Mark Phung, whose practice is in the south-west suburb of Beverly Hills, saw patient Todd Dean 53 times in one year after Mr Dean was struck on the chin by a piece of wood in a work-place accident in 2001.
Though the court found Mr Dean suffered only “limited damage to a small number of otherwise healthy teeth” after his accident, Phung fitted all his teeth with metal crowns, performed numerous root canals and inserted bridging.
But despite the finding, Phung is still listed as “registered” by the Australian Health Practitioner Regulation Agency because the issue of his registration needs to be dealt with separately before the Dental Tribunal.
The court described Mr Dean’s treatment as “entirely unnecessary and ineffective to address the plaintiff’s problems” and said “the dentist must have known that to be so when he embarked on the course of treatment”.

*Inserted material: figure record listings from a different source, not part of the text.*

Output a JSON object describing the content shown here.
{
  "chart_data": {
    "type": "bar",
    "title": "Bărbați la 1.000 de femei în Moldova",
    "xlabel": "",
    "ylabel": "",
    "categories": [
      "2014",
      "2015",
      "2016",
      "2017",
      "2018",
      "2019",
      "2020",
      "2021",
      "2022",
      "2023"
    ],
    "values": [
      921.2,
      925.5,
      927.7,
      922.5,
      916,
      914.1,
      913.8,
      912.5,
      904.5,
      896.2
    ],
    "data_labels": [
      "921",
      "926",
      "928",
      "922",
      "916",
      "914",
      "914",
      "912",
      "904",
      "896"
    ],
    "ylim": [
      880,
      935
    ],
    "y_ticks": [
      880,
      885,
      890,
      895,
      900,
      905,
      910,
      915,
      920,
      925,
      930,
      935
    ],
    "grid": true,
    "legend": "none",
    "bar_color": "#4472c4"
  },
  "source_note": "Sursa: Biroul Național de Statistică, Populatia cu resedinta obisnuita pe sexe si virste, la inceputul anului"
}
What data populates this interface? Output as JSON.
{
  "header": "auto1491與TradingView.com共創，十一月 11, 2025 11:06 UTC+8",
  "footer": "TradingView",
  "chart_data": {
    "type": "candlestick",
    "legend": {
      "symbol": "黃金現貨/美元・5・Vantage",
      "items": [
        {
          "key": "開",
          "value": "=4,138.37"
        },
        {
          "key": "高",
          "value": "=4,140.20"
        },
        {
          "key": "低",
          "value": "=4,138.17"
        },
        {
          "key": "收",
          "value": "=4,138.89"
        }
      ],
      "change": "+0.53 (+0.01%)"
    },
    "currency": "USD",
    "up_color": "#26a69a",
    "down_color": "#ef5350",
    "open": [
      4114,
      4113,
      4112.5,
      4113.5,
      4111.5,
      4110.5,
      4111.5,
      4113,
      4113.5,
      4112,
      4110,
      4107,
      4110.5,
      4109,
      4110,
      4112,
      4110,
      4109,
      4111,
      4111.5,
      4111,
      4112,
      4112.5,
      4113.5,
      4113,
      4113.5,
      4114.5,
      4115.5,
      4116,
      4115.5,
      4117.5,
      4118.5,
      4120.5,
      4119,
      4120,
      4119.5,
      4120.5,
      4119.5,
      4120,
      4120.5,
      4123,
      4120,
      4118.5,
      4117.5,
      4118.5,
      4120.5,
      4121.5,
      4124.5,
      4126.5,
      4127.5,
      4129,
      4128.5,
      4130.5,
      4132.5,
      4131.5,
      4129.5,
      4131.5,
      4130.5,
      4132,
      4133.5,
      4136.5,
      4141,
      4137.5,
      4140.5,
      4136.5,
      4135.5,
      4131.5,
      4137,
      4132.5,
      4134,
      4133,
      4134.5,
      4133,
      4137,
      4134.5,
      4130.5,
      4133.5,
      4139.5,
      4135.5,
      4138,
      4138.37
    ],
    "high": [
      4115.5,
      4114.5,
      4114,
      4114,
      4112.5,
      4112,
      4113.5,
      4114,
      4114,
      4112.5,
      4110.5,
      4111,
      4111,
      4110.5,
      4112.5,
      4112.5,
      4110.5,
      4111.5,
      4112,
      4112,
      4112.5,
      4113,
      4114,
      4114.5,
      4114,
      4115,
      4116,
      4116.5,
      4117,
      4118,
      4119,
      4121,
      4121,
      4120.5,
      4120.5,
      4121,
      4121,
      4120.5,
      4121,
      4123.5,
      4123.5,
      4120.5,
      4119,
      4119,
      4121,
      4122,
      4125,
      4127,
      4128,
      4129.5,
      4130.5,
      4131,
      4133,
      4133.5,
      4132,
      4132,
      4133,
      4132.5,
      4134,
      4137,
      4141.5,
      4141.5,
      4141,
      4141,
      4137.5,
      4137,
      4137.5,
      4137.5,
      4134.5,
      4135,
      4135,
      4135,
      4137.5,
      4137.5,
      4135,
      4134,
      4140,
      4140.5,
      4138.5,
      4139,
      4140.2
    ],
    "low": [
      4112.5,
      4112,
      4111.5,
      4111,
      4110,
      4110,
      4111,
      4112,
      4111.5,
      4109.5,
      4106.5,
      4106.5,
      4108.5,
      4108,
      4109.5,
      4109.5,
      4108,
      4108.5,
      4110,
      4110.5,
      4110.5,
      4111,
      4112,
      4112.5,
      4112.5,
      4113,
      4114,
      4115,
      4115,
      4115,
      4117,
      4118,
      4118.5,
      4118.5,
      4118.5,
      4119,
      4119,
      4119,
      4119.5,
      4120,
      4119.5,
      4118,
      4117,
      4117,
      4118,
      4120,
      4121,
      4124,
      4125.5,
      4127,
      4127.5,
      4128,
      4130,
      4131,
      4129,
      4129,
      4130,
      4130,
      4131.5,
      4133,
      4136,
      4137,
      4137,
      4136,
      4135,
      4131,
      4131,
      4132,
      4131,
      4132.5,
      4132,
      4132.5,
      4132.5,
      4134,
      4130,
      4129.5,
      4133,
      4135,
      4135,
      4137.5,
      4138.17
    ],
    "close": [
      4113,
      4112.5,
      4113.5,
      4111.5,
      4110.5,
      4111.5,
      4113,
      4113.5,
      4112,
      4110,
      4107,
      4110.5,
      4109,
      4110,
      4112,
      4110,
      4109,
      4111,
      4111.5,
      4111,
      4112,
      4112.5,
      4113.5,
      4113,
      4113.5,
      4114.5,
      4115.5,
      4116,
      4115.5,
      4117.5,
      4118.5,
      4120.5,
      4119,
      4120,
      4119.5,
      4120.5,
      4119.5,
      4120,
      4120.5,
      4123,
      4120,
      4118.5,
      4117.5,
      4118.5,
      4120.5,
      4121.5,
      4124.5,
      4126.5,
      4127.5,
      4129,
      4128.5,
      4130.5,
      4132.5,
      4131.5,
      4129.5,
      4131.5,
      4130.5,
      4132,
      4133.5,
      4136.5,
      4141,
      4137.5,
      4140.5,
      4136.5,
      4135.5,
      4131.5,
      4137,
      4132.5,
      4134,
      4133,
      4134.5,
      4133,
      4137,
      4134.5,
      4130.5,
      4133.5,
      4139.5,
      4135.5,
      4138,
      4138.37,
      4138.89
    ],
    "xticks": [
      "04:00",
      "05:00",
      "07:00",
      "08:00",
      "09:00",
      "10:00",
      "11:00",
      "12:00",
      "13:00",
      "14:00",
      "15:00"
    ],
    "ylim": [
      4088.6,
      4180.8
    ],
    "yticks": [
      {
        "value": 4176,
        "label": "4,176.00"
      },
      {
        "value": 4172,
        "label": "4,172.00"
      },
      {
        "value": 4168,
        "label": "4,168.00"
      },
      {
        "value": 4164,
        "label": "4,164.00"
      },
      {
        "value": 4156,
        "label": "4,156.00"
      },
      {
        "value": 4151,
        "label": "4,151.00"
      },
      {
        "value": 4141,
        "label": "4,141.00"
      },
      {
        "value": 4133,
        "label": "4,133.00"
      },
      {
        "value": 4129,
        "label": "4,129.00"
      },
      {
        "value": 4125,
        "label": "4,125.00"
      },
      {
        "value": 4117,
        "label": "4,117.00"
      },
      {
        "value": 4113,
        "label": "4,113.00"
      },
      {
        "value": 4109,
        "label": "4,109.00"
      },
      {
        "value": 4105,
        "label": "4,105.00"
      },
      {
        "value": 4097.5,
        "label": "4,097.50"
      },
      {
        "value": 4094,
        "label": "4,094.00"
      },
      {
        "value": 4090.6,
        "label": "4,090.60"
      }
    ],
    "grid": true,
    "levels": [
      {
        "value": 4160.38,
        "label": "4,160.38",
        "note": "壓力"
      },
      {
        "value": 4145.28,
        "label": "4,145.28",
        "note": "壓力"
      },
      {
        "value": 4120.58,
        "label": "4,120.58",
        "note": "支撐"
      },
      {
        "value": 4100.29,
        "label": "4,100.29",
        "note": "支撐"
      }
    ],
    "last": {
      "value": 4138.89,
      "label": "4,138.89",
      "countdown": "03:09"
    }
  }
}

In a report tabled as evidence, consultant dentist Andrew Howe said: “All of Dr Phung’s treatment for Mr Dean would be described as inexcusably bad and completely outside the bounds of what any reputable dental practitioner might perform.”
After the court last year ordered Phung to pay almost $1.4 million in damages, he continued to practice. Yesterday’s ruling upped those damages to nearly $1.8 million to account for non-economic costs to Mr Dean after Phung was found to have fraudulently represented procedures to him for financial gain and knowingly caused harm.